Critics say bill needs stronger safeguards

August 14, 2006|By LOS ANGELES TIMES

WASHINGTON -- After Hurricane Katrina devastated New Orleans and Mississippi, thousands of evacuees with health problems faced double jeopardy because their medical records had been lost - forcing doctors in evacuation centers to rely on educated guesswork in treating patients they'd never seen before.

One group was spared that risk: former members of the military whose records were available electronically from the Department of Veterans Affairs. For these patients, doctors in Texas, Arkansas and other states that took in Katrina evacuees could call up medical charts, prescriptions, lab results - even videos of medical imaging tests.

Congress is trying to bring the benefits of computerized medical records systems like the VA's to the whole country. By reducing reliance on paper records, lawmakers hope to save billions of dollars. And by tying computerized records systems together in networks, they hope to reduce medical errors by making information instantly available wherever it is needed.

But legislation to encourage a move to computerized records, now moving through the final stages of congressional approval, has provoked opposition from privacy advocates, consumer groups and civil libertarians who point to recent security breaches - including the much-publicized theft of a VA laptop containing personal information on millions of veterans.

These groups warn that the legislation wouldn't provide enough safeguards.

On one side of the debate is the issue of ensuring adequate protection for a person's most personal information. On the other side is the imperative from government, employers and insurers to curb the seemingly unsustainable growth of health care spending, as well as to improve medical treatment.

"We are not going to be able to get health care costs under control and improve quality without dramatic implementation of health [technology] over the next 10 years," said Robert Laszewski, a health policy consultant. "It's one of those things where choices are going to have to be made.

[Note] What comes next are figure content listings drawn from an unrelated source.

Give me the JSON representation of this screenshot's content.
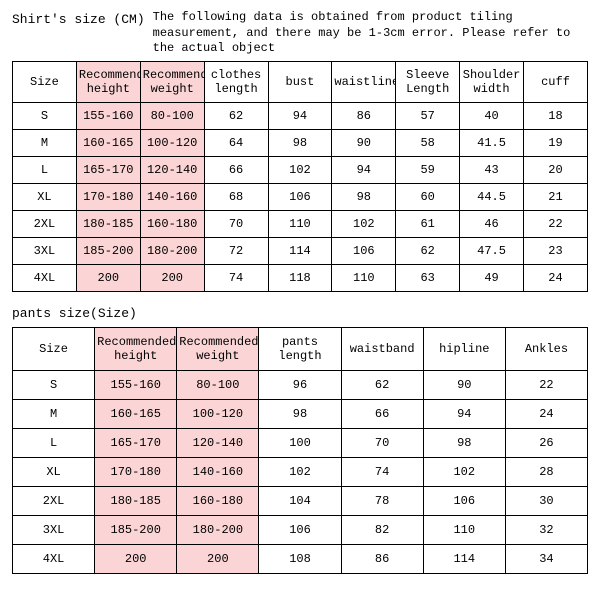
{
  "colors": {
    "highlight": "#fbd5d6",
    "border": "#000000",
    "background": "#ffffff",
    "text": "#000000"
  },
  "shirt": {
    "title": "Shirt's size (CM)",
    "disclaimer": "The following data is obtained from product tiling measurement, and there may be 1-3cm error. Please refer to the actual object",
    "headers": [
      "Size",
      "Recommended height",
      "Recommended weight",
      "clothes length",
      "bust",
      "waistline",
      "Sleeve Length",
      "Shoulder width",
      "cuff"
    ],
    "rows": [
      [
        "S",
        "155-160",
        "80-100",
        "62",
        "94",
        "86",
        "57",
        "40",
        "18"
      ],
      [
        "M",
        "160-165",
        "100-120",
        "64",
        "98",
        "90",
        "58",
        "41.5",
        "19"
      ],
      [
        "L",
        "165-170",
        "120-140",
        "66",
        "102",
        "94",
        "59",
        "43",
        "20"
      ],
      [
        "XL",
        "170-180",
        "140-160",
        "68",
        "106",
        "98",
        "60",
        "44.5",
        "21"
      ],
      [
        "2XL",
        "180-185",
        "160-180",
        "70",
        "110",
        "102",
        "61",
        "46",
        "22"
      ],
      [
        "3XL",
        "185-200",
        "180-200",
        "72",
        "114",
        "106",
        "62",
        "47.5",
        "23"
      ],
      [
        "4XL",
        "200",
        "200",
        "74",
        "118",
        "110",
        "63",
        "49",
        "24"
      ]
    ]
  },
  "pants": {
    "title": "pants size(Size)",
    "headers": [
      "Size",
      "Recommended height",
      "Recommended weight",
      "pants length",
      "waistband",
      "hipline",
      "Ankles"
    ],
    "rows": [
      [
        "S",
        "155-160",
        "80-100",
        "96",
        "62",
        "90",
        "22"
      ],
      [
        "M",
        "160-165",
        "100-120",
        "98",
        "66",
        "94",
        "24"
      ],
      [
        "L",
        "165-170",
        "120-140",
        "100",
        "70",
        "98",
        "26"
      ],
      [
        "XL",
        "170-180",
        "140-160",
        "102",
        "74",
        "102",
        "28"
      ],
      [
        "2XL",
        "180-185",
        "160-180",
        "104",
        "78",
        "106",
        "30"
      ],
      [
        "3XL",
        "185-200",
        "180-200",
        "106",
        "82",
        "110",
        "32"
      ],
      [
        "4XL",
        "200",
        "200",
        "108",
        "86",
        "114",
        "34"
      ]
    ]
  }
}
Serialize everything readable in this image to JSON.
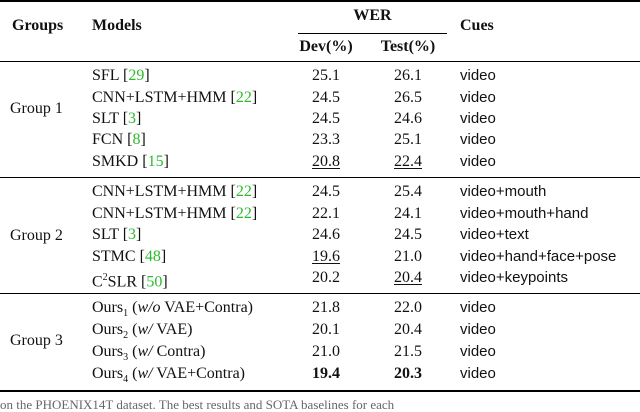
{
  "headers": {
    "groups": "Groups",
    "models": "Models",
    "wer": "WER",
    "dev": "Dev(%)",
    "test": "Test(%)",
    "cues": "Cues"
  },
  "groups": [
    {
      "label": "Group 1",
      "rows": [
        {
          "model": "SFL ",
          "cite": "29",
          "dev": "25.1",
          "test": "26.1",
          "cues": "video"
        },
        {
          "model": "CNN+LSTM+HMM ",
          "cite": "22",
          "dev": "24.5",
          "test": "26.5",
          "cues": "video"
        },
        {
          "model": "SLT ",
          "cite": "3",
          "dev": "24.5",
          "test": "24.6",
          "cues": "video"
        },
        {
          "model": "FCN ",
          "cite": "8",
          "dev": "23.3",
          "test": "25.1",
          "cues": "video"
        },
        {
          "model": "SMKD ",
          "cite": "15",
          "dev": "20.8",
          "test": "22.4",
          "cues": "video"
        }
      ]
    },
    {
      "label": "Group 2",
      "rows": [
        {
          "model": "CNN+LSTM+HMM ",
          "cite": "22",
          "dev": "24.5",
          "test": "25.4",
          "cues": "video+mouth"
        },
        {
          "model": "CNN+LSTM+HMM ",
          "cite": "22",
          "dev": "22.1",
          "test": "24.1",
          "cues": "video+mouth+hand"
        },
        {
          "model": "SLT ",
          "cite": "3",
          "dev": "24.6",
          "test": "24.5",
          "cues": "video+text"
        },
        {
          "model": "STMC ",
          "cite": "48",
          "dev": "19.6",
          "test": "21.0",
          "cues": "video+hand+face+pose"
        },
        {
          "model_pre": "C",
          "model_sup": "2",
          "model": "SLR ",
          "cite": "50",
          "dev": "20.2",
          "test": "20.4",
          "cues": "video+keypoints"
        }
      ]
    },
    {
      "label": "Group 3",
      "rows": [
        {
          "model": "Ours",
          "sub": "1",
          "variant_pre": " (",
          "variant_it": "w/o",
          "variant_post": " VAE+Contra)",
          "dev": "21.8",
          "test": "22.0",
          "cues": "video"
        },
        {
          "model": "Ours",
          "sub": "2",
          "variant_pre": " (",
          "variant_it": "w/",
          "variant_post": " VAE)",
          "dev": "20.1",
          "test": "20.4",
          "cues": "video"
        },
        {
          "model": "Ours",
          "sub": "3",
          "variant_pre": " (",
          "variant_it": "w/",
          "variant_post": " Contra)",
          "dev": "21.0",
          "test": "21.5",
          "cues": "video"
        },
        {
          "model": "Ours",
          "sub": "4",
          "variant_pre": " (",
          "variant_it": "w/",
          "variant_post": " VAE+Contra)",
          "dev": "19.4",
          "test": "20.3",
          "cues": "video"
        }
      ]
    }
  ],
  "caption": "on the PHOENIX14T dataset. The best results and SOTA baselines for each"
}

"That doesn't mean give the health care industry a blank check - we've got to have standards - but I'm afraid we're going to have to take some risks," he said.

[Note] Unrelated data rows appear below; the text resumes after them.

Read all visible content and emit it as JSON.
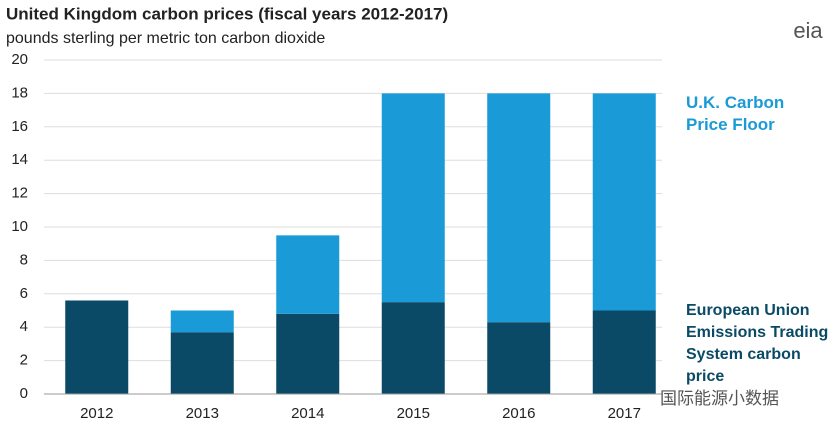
{
  "chart_data": {
    "type": "stacked-bar",
    "title": "United Kingdom carbon prices (fiscal years 2012-2017)",
    "subtitle": "pounds sterling per metric ton carbon dioxide",
    "logo": "eia",
    "watermark": "国际能源小数据",
    "categories": [
      "2012",
      "2013",
      "2014",
      "2015",
      "2016",
      "2017"
    ],
    "series": [
      {
        "name": "European Union Emissions Trading System carbon price",
        "color": "#0b4a66",
        "values": [
          5.6,
          3.7,
          4.8,
          5.5,
          4.3,
          5.0
        ]
      },
      {
        "name": "U.K. Carbon Price Floor",
        "color": "#1a9ad6",
        "values": [
          0,
          1.3,
          4.7,
          12.5,
          13.7,
          13.0
        ]
      }
    ],
    "ylim": [
      0,
      20
    ],
    "yticks": [
      0,
      2,
      4,
      6,
      8,
      10,
      12,
      14,
      16,
      18,
      20
    ],
    "grid": true
  }
}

Privacy advocates say the legislation needs stronger protections, such as provisions that would allow patients to control who sees their records or even to opt out of the electronic system. Agencies also should be required to notify patients of a security breach, and patients should have the right to sue over unauthorized disclosures, privacy advocates say.

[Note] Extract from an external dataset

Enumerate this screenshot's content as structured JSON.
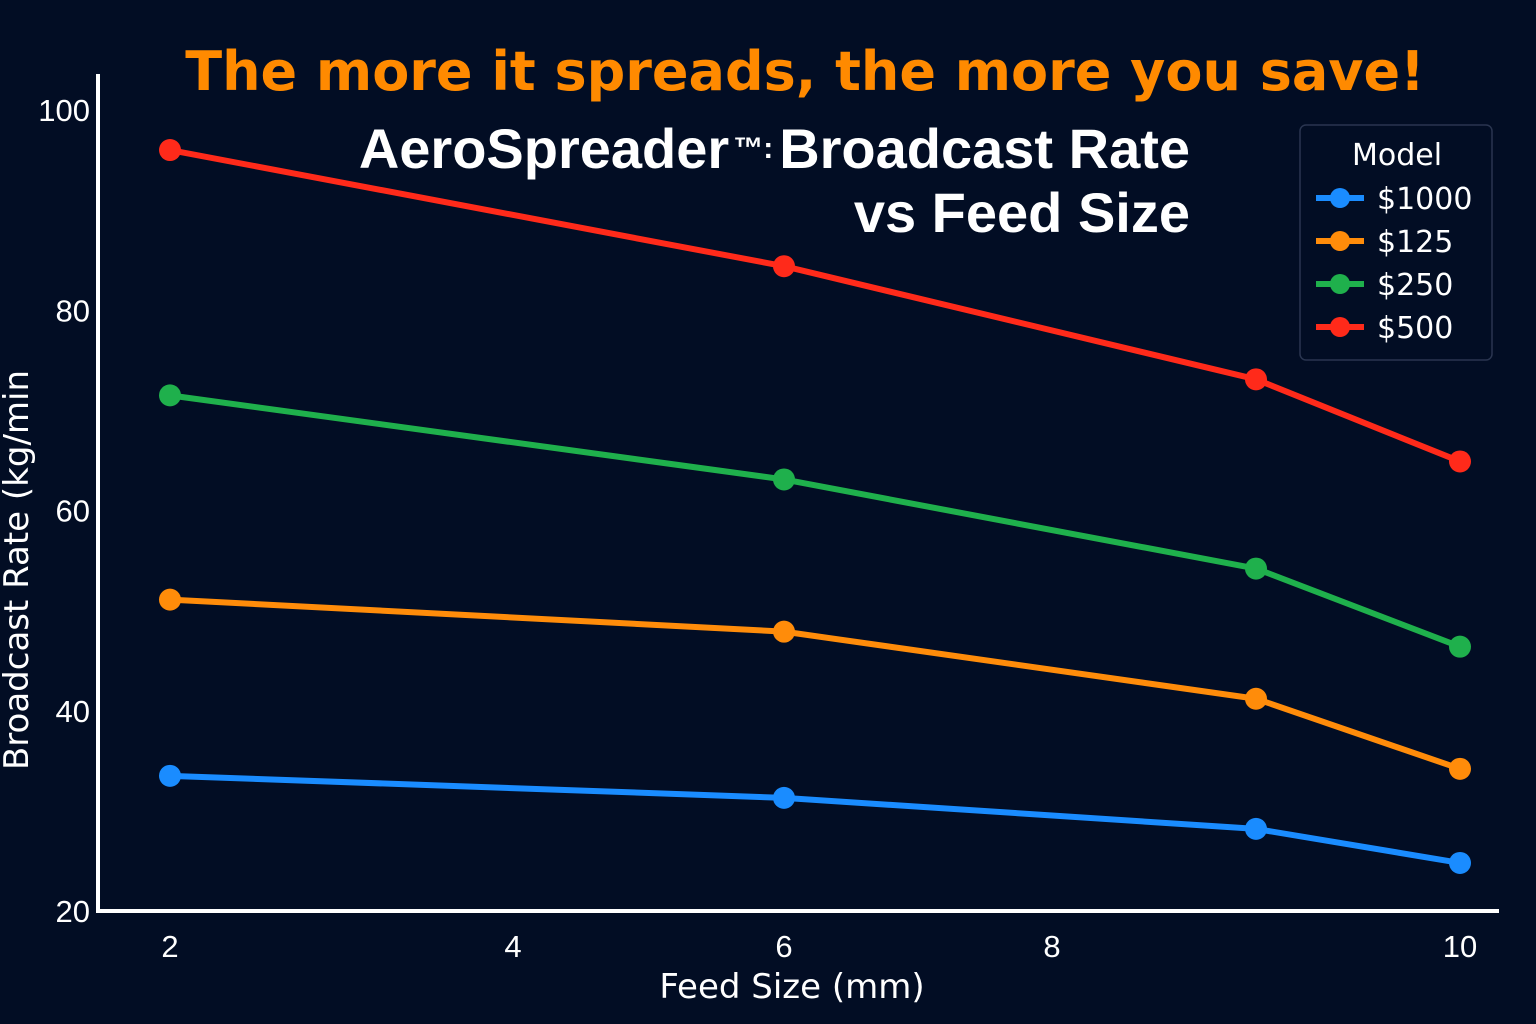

"The main thing we are concerned about is that if this information leaks out to employers, it can destroy people's reputations and livelihoods," said Dr. Deborah Peel, a leading critic and a psychiatrist who heads the Patient Privacy Rights Foundation in Austin, Texas.

Under the legislation, patients would not "have the basic right to control who can see and use the most sensitive information on earth about you," Peel said.

Supporters of the legislation - known as the Health IT bill - say existing federal medical-privacy laws offer sufficient safeguards. Such laws "already provide absolute protection of our health information," said Rep. Nancy L. Johnson, a Connecticut Republican and a co-author of the legislation.

The Senate unanimously approved a version of the Health IT bill last year. The House version sparked partisan battles over complex technical and legal issues, as well as privacy. But House Republicans won passage over Democratic opposition last month.

A House-Senate conference to try to iron out differences promises to be contentious.